Statut : Association
Nombre de salarié.e.s : 4
Année de création : 2020
Localisation : Espace Carmagnole, à Vaulx-en-Velin (La Soie)
Objet : Favoriser les liens entre les urbains et la nature à travers des activités de jardinage et des ateliers éducatifs collectifs
Bienvenue à l’Espace Carmagnole de Vaulx-en-Velin, à deux pas du tram : une Maison des Associations dans laquelle Graines Urbaines a installé son bureau. Si les locaux sont partagés, l’extérieur attenant lui, était alors inutilisé. L’espace était succinctement entretenu (entendez « tondu ») par la Ville, jusqu’à ce que Graines Urbaines se l’approprie, souhaitant en faire un espace jardin.
Le lieu s’organise en différentes zones : détente, récupération des eaux de pluie, mare, potager en mandala, spirale d’aromatiques, culture en bacs pour les zones impropres à la culture en peine terre, etc. C’est dans cet espace, que les bénévoles et habitants bénéficient des ateliers autour du jardinage en ville, proposés par les animateurs de l’association. Chacun vient pour s’initier au jardinage, créer du lien avec les autres participants, et avec la Terre.

Graines Urbaines propose également d’accompagner les collectifs comme des établissements scolaires, des résidences, ou encore des centres sociaux. Ceci, dans le but de faire vivre pleinement ce collectif et leurs donner les clés d’une mobilisation pleine de vie, le plus en autonomie possible, autour de leur propre espace cultivé ou jardin résidentiel.
Ici, on parle de jardinage, bien entendu ; mais aussi d’implication citoyenne, d’intelligence collective, de mobilisation de groupe, d’animation d’AG, de création et animation de collectifs, etc. Rien n’est laissé au hasard afin de donner toutes les chances à chacun de vivre une belle aventure collective.
Les ateliers proposés par l’association s’adressent également aux groupes scolaires. Ici, le ludique et les mains dans la terre sont privilégiés pour sensibiliser les plus jeunes, et favoriser la mise en place d’espaces potager dans les cours d’écoles.
Quand l’équipe n’est pas en animation, elle réfléchit à des projets, tels qu’une bibliothèque de ressources – mise à disposition sur leur site internet – ou encore l’agrandissement de la partie exploitée du jardin Carmagnole.

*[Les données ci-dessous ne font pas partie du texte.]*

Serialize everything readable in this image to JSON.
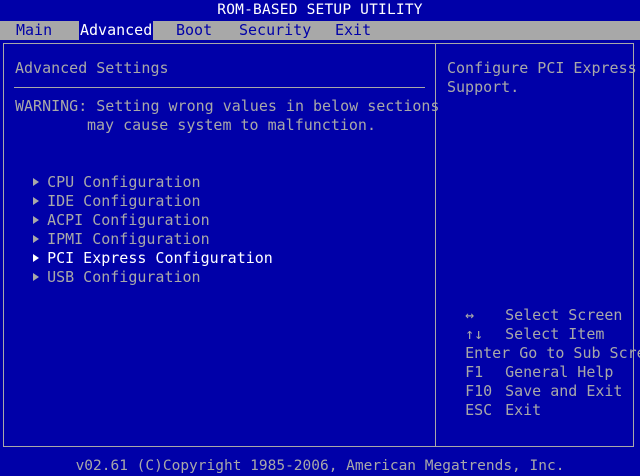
{
  "title": "ROM-BASED SETUP UTILITY",
  "menu": {
    "items": [
      {
        "label": "Main"
      },
      {
        "label": "Advanced"
      },
      {
        "label": "Boot"
      },
      {
        "label": "Security"
      },
      {
        "label": "Exit"
      }
    ],
    "active": "Advanced"
  },
  "left_panel": {
    "heading": "Advanced Settings",
    "warning_line1": "WARNING: Setting wrong values in below sections",
    "warning_line2": "may cause system to malfunction.",
    "submenus": [
      {
        "label": "CPU Configuration",
        "selected": false
      },
      {
        "label": "IDE Configuration",
        "selected": false
      },
      {
        "label": "ACPI Configuration",
        "selected": false
      },
      {
        "label": "IPMI Configuration",
        "selected": false
      },
      {
        "label": "PCI Express Configuration",
        "selected": true
      },
      {
        "label": "USB Configuration",
        "selected": false
      }
    ]
  },
  "help_panel": {
    "line1": "Configure PCI Express",
    "line2": "Support."
  },
  "keys": [
    {
      "key": "↔",
      "action": "Select Screen"
    },
    {
      "key": "↑↓",
      "action": "Select Item"
    },
    {
      "key": "Enter",
      "action": "Go to Sub Screen"
    },
    {
      "key": "F1",
      "action": "General Help"
    },
    {
      "key": "F10",
      "action": "Save and Exit"
    },
    {
      "key": "ESC",
      "action": "Exit"
    }
  ],
  "footer": "v02.61 (C)Copyright 1985-2006, American Megatrends, Inc.",
  "colors": {
    "background": "#0000a8",
    "text": "#a8a8a8",
    "highlight": "#ffffff",
    "menu_bar": "#a8a8a8"
  }
}
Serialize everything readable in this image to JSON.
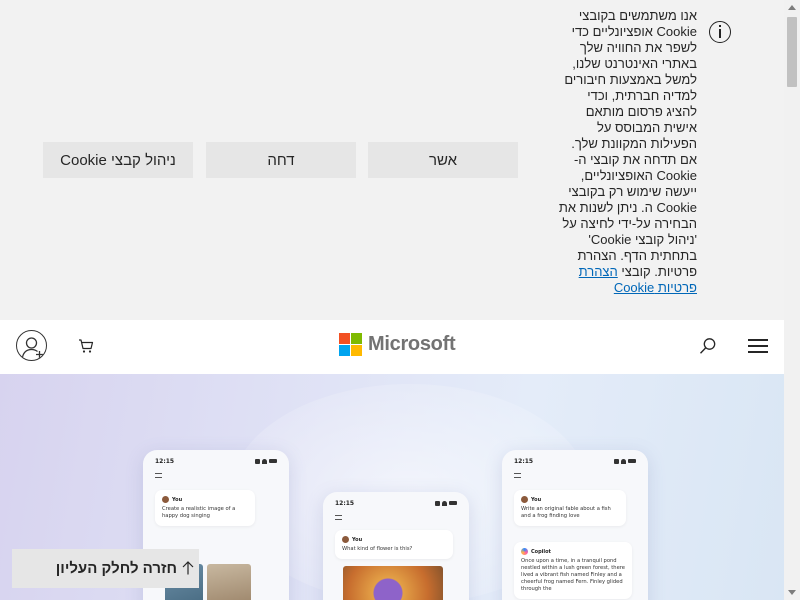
{
  "cookie_banner": {
    "message": "אנו משתמשים בקובצי Cookie אופציונליים כדי לשפר את החוויה שלך באתרי האינטרנט שלנו, למשל באמצעות חיבורים למדיה חברתית, וכדי להציג פרסום מותאם אישית המבוסס על הפעילות המקוונת שלך. אם תדחה את קובצי ה- Cookie האופציונליים, ייעשה שימוש רק בקובצי Cookie ה. ניתן לשנות את הבחירה על-ידי לחיצה על 'ניהול קובצי Cookie' בתחתית הדף. הצהרת פרטיות. קובצי",
    "privacy_link": "הצהרת פרטיות Cookie",
    "accept_label": "אשר",
    "reject_label": "דחה",
    "manage_label": "ניהול קבצי Cookie",
    "info_icon": "info-icon"
  },
  "header": {
    "brand": "Microsoft",
    "logo_colors": [
      "#f25022",
      "#7fba00",
      "#00a4ef",
      "#ffb900"
    ],
    "icons": [
      "account-icon",
      "cart-icon",
      "search-icon",
      "hamburger-menu-icon"
    ]
  },
  "hero": {
    "phone_1": {
      "time": "12:15",
      "user": "You",
      "message": "Create a realistic image of a happy dog singing"
    },
    "phone_2": {
      "time": "12:15",
      "user": "You",
      "message": "What kind of flower is this?"
    },
    "phone_3": {
      "time": "12:15",
      "user": "You",
      "message": "Write an original fable about a fish and a frog finding love",
      "assistant": "Copilot",
      "reply": "Once upon a time, in a tranquil pond nestled within a lush green forest, there lived a vibrant fish named Finley and a cheerful frog named Fern. Finley glided through the"
    }
  },
  "back_to_top": {
    "label": "חזרה לחלק העליון",
    "icon": "arrow-up-icon"
  }
}
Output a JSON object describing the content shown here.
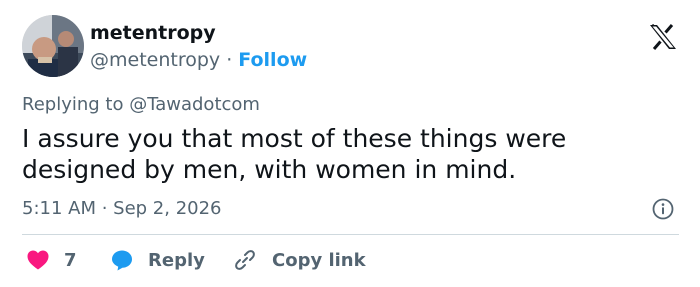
{
  "user": {
    "display_name": "metentropy",
    "handle": "@metentropy",
    "separator": " · ",
    "follow_label": "Follow"
  },
  "reply_context": {
    "prefix": "Replying to ",
    "target": "@Tawadotcom",
    "full": "Replying to @Tawadotcom"
  },
  "tweet": {
    "text": "I assure you that most of these things were designed by men, with women in mind."
  },
  "meta": {
    "timestamp": "5:11 AM · Sep 2, 2026"
  },
  "actions": {
    "like_count": "7",
    "reply_label": "Reply",
    "copy_label": "Copy link"
  },
  "colors": {
    "like": "#f91880",
    "reply": "#1d9bf0",
    "follow": "#1d9bf0",
    "muted": "#536471",
    "text": "#0f1419"
  },
  "icons": [
    "x-logo-icon",
    "info-icon",
    "heart-icon",
    "reply-bubble-icon",
    "link-icon"
  ]
}
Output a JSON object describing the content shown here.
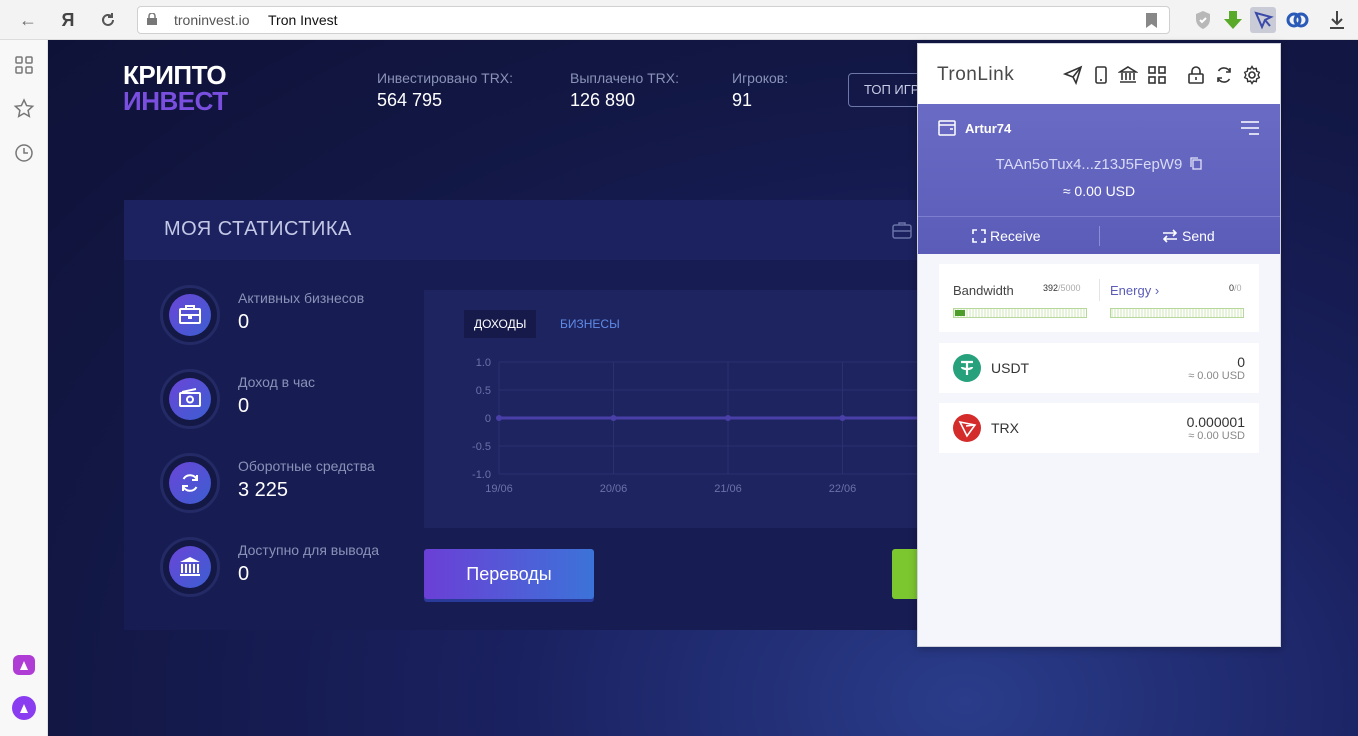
{
  "browser": {
    "brand": "Я",
    "url_domain": "troninvest.io",
    "page_title": "Tron Invest"
  },
  "site": {
    "logo_line1": "КРИПТО",
    "logo_line2": "ИНВЕСТ",
    "header_stats": [
      {
        "label": "Инвестировано TRX:",
        "value": "564 795"
      },
      {
        "label": "Выплачено TRX:",
        "value": "126 890"
      },
      {
        "label": "Игроков:",
        "value": "91"
      }
    ],
    "top_button": "ТОП ИГРОКОВ",
    "panel_title": "МОЯ СТАТИСТИКА",
    "stats": [
      {
        "label": "Активных бизнесов",
        "value": "0",
        "icon": "briefcase-icon"
      },
      {
        "label": "Доход в час",
        "value": "0",
        "icon": "money-icon"
      },
      {
        "label": "Оборотные средства",
        "value": "3 225",
        "icon": "refresh-icon"
      },
      {
        "label": "Доступно для вывода",
        "value": "0",
        "icon": "bank-icon"
      }
    ],
    "chart_tabs": {
      "active": "ДОХОДЫ",
      "inactive": "БИЗНЕСЫ"
    },
    "transfers_button": "Переводы"
  },
  "chart_data": {
    "type": "line",
    "categories": [
      "19/06",
      "20/06",
      "21/06",
      "22/06"
    ],
    "series": [
      {
        "values": [
          0,
          0,
          0,
          0
        ]
      }
    ],
    "y_ticks": [
      "1.0",
      "0.5",
      "0",
      "-0.5",
      "-1.0"
    ],
    "ylim": [
      -1.0,
      1.0
    ],
    "grid": true
  },
  "tronlink": {
    "logo": "TronLink",
    "account_name": "Artur74",
    "address": "TAAn5oTux4...z13J5FepW9",
    "balance_usd": "≈ 0.00 USD",
    "receive_label": "Receive",
    "send_label": "Send",
    "bandwidth": {
      "label": "Bandwidth",
      "used": "392",
      "total": "/5000",
      "fraction": 0.0784
    },
    "energy": {
      "label": "Energy",
      "arrow": "›",
      "used": "0",
      "total": "/0"
    },
    "tokens": [
      {
        "name": "USDT",
        "amount": "0",
        "usd": "≈ 0.00 USD",
        "color": "#26a17b"
      },
      {
        "name": "TRX",
        "amount": "0.000001",
        "usd": "≈ 0.00 USD",
        "color": "#d42b2b"
      }
    ]
  }
}
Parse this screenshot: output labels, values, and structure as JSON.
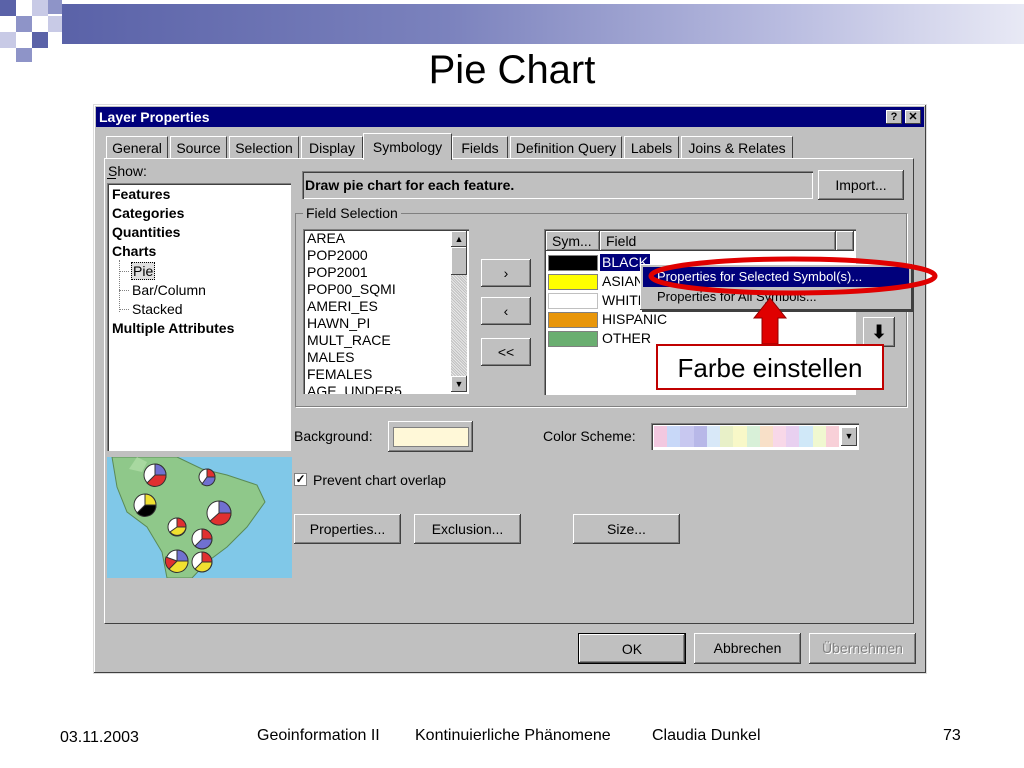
{
  "slide": {
    "title": "Pie Chart",
    "footer_date": "03.11.2003",
    "footer_course": "Geoinformation II",
    "footer_topic": "Kontinuierliche Phänomene",
    "footer_author": "Claudia Dunkel",
    "page_number": "73",
    "callout": "Farbe einstellen"
  },
  "window": {
    "title": "Layer Properties",
    "help_button": "?",
    "close_button": "✕",
    "tabs": [
      "General",
      "Source",
      "Selection",
      "Display",
      "Symbology",
      "Fields",
      "Definition Query",
      "Labels",
      "Joins & Relates"
    ],
    "active_tab": "Symbology"
  },
  "show": {
    "label": "Show:",
    "items": [
      "Features",
      "Categories",
      "Quantities",
      "Charts",
      "Pie",
      "Bar/Column",
      "Stacked",
      "Multiple Attributes"
    ],
    "selected": "Pie"
  },
  "symbology": {
    "description": "Draw pie chart for each feature.",
    "import_label": "Import...",
    "field_selection_label": "Field Selection",
    "available_fields": [
      "AREA",
      "POP2000",
      "POP2001",
      "POP00_SQMI",
      "AMERI_ES",
      "HAWN_PI",
      "MULT_RACE",
      "MALES",
      "FEMALES",
      "AGE_UNDER5"
    ],
    "add_button": "›",
    "remove_button": "‹",
    "remove_all_button": "<<",
    "table_headers": [
      "Sym...",
      "Field"
    ],
    "selected_fields": [
      {
        "color": "#000000",
        "name": "BLACK"
      },
      {
        "color": "#ffff00",
        "name": "ASIAN"
      },
      {
        "color": "#ffffff",
        "name": "WHITE"
      },
      {
        "color": "#e8960a",
        "name": "HISPANIC"
      },
      {
        "color": "#6aae70",
        "name": "OTHER"
      }
    ],
    "move_down_icon": "arrow-down-icon",
    "context_menu": [
      "Properties for Selected Symbol(s)...",
      "Properties for All Symbols..."
    ],
    "background_label": "Background:",
    "background_color": "#fff8d8",
    "color_scheme_label": "Color Scheme:",
    "color_scheme_colors": [
      "#f2c8e0",
      "#c8d8f8",
      "#c8c8f0",
      "#b8b8e8",
      "#d8e8f8",
      "#e8f0c8",
      "#f8f8c8",
      "#d8f0d8",
      "#f8e0c8",
      "#f8d8e8",
      "#e8d0f0",
      "#d0e8f8",
      "#f0f8d0",
      "#f8d0d8"
    ],
    "prevent_overlap_label": "Prevent chart overlap",
    "prevent_overlap_checked": true,
    "properties_button": "Properties...",
    "exclusion_button": "Exclusion...",
    "size_button": "Size..."
  },
  "footer_buttons": {
    "ok": "OK",
    "cancel": "Abbrechen",
    "apply": "Übernehmen"
  }
}
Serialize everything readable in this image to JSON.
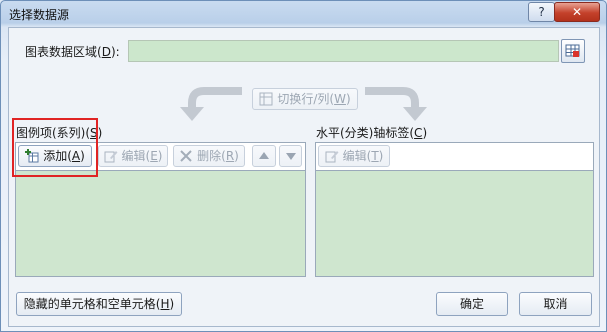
{
  "dialog": {
    "title": "选择数据源",
    "help_label": "?",
    "close_label": "✕"
  },
  "data_range": {
    "label_prefix": "图表数据区域(",
    "accel": "D",
    "label_suffix": "):",
    "value": ""
  },
  "switch_button": {
    "label_prefix": "切换行/列(",
    "accel": "W",
    "label_suffix": ")"
  },
  "legend_panel": {
    "title_prefix": "图例项(系列)(",
    "accel": "S",
    "title_suffix": ")",
    "add": {
      "prefix": "添加(",
      "accel": "A",
      "suffix": ")"
    },
    "edit": {
      "prefix": "编辑(",
      "accel": "E",
      "suffix": ")"
    },
    "delete": {
      "prefix": "删除(",
      "accel": "R",
      "suffix": ")"
    },
    "items": []
  },
  "axis_panel": {
    "title_prefix": "水平(分类)轴标签(",
    "accel": "C",
    "title_suffix": ")",
    "edit": {
      "prefix": "编辑(",
      "accel": "T",
      "suffix": ")"
    },
    "items": []
  },
  "hidden_cells_button": {
    "prefix": "隐藏的单元格和空单元格(",
    "accel": "H",
    "suffix": ")"
  },
  "ok_label": "确定",
  "cancel_label": "取消",
  "colors": {
    "list_bg": "#cfe6cf",
    "highlight": "#e02424",
    "title_gradient_top": "#c9dbf0"
  }
}
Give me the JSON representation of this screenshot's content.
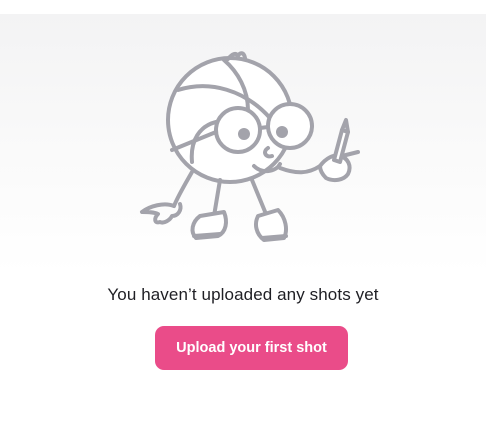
{
  "empty_state": {
    "illustration": "cartoon-ball-character-with-glasses-and-pencil",
    "message": "You haven’t uploaded any shots yet",
    "cta_label": "Upload your first shot"
  },
  "colors": {
    "accent": "#ea4c89",
    "text": "#1f1f24",
    "illustration_stroke": "#a3a3ab"
  }
}
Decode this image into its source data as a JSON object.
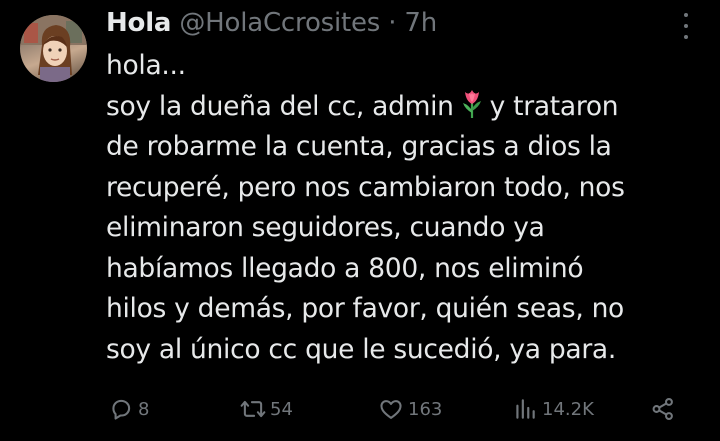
{
  "tweet": {
    "display_name": "Hola",
    "handle": "@HolaCcrosites",
    "separator": "·",
    "time": "7h",
    "lines": [
      "hola...",
      "soy la dueña del cc, admin",
      "y trataron",
      "de robarme la cuenta, gracias a dios la",
      "recuperé, pero nos cambiaron todo, nos",
      "eliminaron seguidores, cuando ya",
      "habíamos llegado a 800, nos eliminó",
      "hilos y demás, por favor, quién seas, no",
      "soy al único cc que le sucedió, ya para."
    ],
    "emoji": "tulip-emoji"
  },
  "actions": {
    "replies": "8",
    "reposts": "54",
    "likes": "163",
    "views": "14.2K"
  },
  "colors": {
    "background": "#000000",
    "text": "#e7e9ea",
    "secondary": "#71767b"
  }
}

En bref, Graines Urbaines permet de se connecter à son environnement, en développant le lien à la Terre et aux autres. Et le petit « plus » du modèle ? Tous les ateliers sont gratuits pour les bénéficiaires finaux, afin que la question du financement ne soit pas une barrière à la mise en action.
Qui est Morgane ?
Si Morgane n’a pas suivi de formation en maraîchage, elle a pour autant acquis de l’expérience en faisant du woofing, et construit elle-même son expertise au fil des années et de ses expériences.
Elle sait depuis longtemps ce que signifie « mobiliser le collectif ». Dès ses études, elle est très active dans de multiples groupes engagés (scoutisme, séance en intelligence collective pour refaire le monde, associations). Nos lecteurs et acteurs fidèles savent qu’elle a, entre autres, co-fondé la MAULyon en 2019.
Par ailleurs, pendant trois ans, elle a été consultante en financement de l’innovation : une expérience qui lui a fait acquérir de sérieuses compétences en recherche de subventions, et en montage de dossiers de financements.
Aujourd’hui, salariée de sa propre association, en étant par ailleurs conseillère municipale déléguée à l’agriculture urbaine et paysanne, alimentation et approvisionnement à Villeurbanne, tout son engagement va au service de l’agriculture urbaine.
Morgane veille aux bons fonctionnement et financement de Graines Urbaines ; elle en initie les projets, fait émerger les prochaines initiatives, et encadre l’équipe constituée de salariés, alternants, services civiques et bénévoles.
Le mot de la fin : Morgane, qu’est-ce que l’agriculture urbaine selon toi, et quelle est ta manière d’y contribuer ?
Selon moi, l’agriculture urbaine est un mélange savant et différent pour chaque projet de production, de partage de connaissances (formation) et de convivialité (développement de liens sociaux).
C’est aussi un outil pour aider certaines personnes qui habitent la ville à se reconnecter à leur alimentation, à la saisonnalité, à la rencontre avec des personnes qui produisent une partie de leurs repas.
Ma manière d’y contribuer est de développer en ville des jardins nourriciers – mais pas que – et de les rendre autonomes.